Tuesday, August 3, 2010: 2:30 PM
317-318, David L Lawrence Convention Center
Background/Question/Methods Understanding plant physiological constraints to heat stress may help to predict the responses of plants to climate change. Using growth chamber experiments and a common garden experiment we asked two fundamental questions about within-species variation in constraints to heat stress in tall goldenrod, Solidago atlissima: (1), Is it possible to predict carbon gain at different levels of biological organization (from the cell to the whole plant)? under warming scenarios and (2) Does variation in cell-level carbon gain scale whole ecosystem carbon gain across populations? We collected Solidago genotypes from northern and southern latitude populations and exposed individual genotypes to a gradient in temperatures ranging from 14 °C to 42 °C. We measured cell-level production of reactive oxygen species, and total antioxidant capacity), leaf-level (carbon gain), and plant-level responses (net ecosystem carbon exchange).

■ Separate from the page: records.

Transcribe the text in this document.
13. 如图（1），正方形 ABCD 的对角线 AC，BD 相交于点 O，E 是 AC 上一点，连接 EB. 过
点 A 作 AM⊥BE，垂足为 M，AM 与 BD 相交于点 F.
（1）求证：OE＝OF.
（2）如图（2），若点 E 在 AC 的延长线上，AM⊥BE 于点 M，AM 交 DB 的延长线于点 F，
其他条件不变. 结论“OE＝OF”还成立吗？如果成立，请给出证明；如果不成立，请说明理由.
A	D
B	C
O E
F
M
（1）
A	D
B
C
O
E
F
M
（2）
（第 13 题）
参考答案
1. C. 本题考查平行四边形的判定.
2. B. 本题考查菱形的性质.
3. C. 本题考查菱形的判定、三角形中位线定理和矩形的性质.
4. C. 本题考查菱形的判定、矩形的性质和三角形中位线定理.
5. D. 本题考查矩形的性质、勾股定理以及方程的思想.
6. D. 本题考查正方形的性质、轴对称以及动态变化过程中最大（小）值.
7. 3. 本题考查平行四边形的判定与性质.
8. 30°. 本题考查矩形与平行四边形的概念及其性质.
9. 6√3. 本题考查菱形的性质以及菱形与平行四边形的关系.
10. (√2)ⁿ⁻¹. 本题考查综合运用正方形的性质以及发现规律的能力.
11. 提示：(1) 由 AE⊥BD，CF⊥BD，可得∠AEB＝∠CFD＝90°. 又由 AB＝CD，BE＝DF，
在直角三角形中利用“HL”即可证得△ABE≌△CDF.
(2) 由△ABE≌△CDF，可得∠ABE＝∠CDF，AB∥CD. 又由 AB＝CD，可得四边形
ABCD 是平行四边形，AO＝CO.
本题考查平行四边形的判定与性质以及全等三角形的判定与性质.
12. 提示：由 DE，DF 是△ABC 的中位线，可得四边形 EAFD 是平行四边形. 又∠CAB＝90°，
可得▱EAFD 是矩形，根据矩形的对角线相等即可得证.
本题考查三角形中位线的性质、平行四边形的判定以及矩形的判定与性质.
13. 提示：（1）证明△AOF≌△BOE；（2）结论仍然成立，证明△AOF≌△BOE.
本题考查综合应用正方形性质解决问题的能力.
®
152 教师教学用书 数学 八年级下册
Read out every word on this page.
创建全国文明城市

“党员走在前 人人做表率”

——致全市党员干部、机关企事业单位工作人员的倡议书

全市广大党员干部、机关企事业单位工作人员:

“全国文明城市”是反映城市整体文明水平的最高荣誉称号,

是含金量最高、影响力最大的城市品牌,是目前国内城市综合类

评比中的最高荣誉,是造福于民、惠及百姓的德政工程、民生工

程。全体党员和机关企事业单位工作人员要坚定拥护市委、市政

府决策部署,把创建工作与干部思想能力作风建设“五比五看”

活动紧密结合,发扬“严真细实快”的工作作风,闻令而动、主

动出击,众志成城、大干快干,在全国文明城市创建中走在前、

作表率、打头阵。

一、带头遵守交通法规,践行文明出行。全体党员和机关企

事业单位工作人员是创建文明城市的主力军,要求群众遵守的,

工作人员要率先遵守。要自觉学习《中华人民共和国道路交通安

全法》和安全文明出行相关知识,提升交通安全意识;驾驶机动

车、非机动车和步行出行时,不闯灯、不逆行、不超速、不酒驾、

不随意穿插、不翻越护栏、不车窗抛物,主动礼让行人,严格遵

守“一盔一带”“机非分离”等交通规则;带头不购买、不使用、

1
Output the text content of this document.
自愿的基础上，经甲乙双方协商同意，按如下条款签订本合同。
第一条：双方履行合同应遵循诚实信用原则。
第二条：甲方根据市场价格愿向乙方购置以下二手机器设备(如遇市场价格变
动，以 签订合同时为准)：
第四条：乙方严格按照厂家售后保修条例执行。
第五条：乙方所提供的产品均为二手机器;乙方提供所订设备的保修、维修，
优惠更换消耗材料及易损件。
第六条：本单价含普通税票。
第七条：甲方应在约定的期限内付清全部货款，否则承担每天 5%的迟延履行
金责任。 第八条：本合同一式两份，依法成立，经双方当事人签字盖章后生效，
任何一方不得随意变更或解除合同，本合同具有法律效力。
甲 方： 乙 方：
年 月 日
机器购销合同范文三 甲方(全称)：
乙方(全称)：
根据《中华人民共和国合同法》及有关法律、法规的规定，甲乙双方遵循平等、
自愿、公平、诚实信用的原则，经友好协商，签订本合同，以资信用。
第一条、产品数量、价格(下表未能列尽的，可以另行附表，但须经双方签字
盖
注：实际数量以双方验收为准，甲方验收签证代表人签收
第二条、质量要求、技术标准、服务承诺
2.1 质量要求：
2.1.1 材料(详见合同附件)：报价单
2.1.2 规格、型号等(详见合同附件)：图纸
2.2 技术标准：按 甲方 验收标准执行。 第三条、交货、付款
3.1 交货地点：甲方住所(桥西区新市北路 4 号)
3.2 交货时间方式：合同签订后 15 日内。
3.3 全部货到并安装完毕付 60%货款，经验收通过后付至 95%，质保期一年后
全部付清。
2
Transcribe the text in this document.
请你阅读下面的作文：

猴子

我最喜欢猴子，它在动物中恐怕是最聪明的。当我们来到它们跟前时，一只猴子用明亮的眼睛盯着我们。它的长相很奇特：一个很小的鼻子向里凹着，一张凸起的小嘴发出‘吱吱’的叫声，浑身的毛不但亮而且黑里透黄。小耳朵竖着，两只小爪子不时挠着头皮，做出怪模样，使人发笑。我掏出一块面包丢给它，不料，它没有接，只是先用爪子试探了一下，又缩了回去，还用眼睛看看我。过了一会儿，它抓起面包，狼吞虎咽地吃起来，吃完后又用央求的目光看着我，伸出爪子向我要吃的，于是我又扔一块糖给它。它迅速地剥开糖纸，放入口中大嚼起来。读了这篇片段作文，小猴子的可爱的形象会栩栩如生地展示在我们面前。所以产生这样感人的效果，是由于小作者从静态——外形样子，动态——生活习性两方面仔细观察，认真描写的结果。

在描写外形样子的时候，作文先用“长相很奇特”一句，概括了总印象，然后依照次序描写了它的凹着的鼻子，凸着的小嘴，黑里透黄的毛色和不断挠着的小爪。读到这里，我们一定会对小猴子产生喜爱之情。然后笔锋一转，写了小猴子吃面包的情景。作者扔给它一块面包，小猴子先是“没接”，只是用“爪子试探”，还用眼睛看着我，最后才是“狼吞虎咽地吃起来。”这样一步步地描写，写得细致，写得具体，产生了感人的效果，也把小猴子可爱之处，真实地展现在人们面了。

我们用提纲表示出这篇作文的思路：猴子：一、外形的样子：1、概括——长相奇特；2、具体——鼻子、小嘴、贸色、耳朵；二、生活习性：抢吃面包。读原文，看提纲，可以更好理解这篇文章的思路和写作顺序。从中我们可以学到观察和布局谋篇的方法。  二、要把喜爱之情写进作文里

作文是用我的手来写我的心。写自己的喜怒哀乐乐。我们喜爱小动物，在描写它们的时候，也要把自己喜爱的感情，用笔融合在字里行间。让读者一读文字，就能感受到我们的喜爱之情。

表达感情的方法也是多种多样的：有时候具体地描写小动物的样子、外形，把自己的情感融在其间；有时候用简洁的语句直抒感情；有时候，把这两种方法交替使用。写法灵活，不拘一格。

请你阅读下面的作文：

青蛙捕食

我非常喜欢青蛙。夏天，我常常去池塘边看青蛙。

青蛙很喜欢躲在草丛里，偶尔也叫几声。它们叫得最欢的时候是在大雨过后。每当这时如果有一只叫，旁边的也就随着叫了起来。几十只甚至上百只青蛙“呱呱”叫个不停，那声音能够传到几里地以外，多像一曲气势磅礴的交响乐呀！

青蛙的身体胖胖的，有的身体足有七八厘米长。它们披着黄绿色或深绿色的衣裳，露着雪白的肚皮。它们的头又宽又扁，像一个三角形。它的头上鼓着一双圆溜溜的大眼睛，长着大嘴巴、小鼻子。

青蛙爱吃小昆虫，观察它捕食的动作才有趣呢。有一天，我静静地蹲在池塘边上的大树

Results/Conclusions We found intraspecific variation in temperature response at the cell level where both reactive oxygen species and total antioxidant capacity were 35% and 30% greater in southern than northern genotypes. In addition, leaf-level carbon gain in southern genotypes was 25% lower than in northern genotypes at higher temperatures. This is due, in part, to reduced maximal Rubisco activity, a photosynthetic enzyme that catalyzes CO2. These cell and leaf-level patterns do not scale to the field -- perhaps because of increased total leaf area in the southern genotypes. These data indicate that intraspecific variation in physiological constraints to heat stress at lower-levels of biological organization are not predictive at the ecosystem-scale. They also suggest that when investigating plant responses to climate change one needs to measure across scales to better predict future constraints.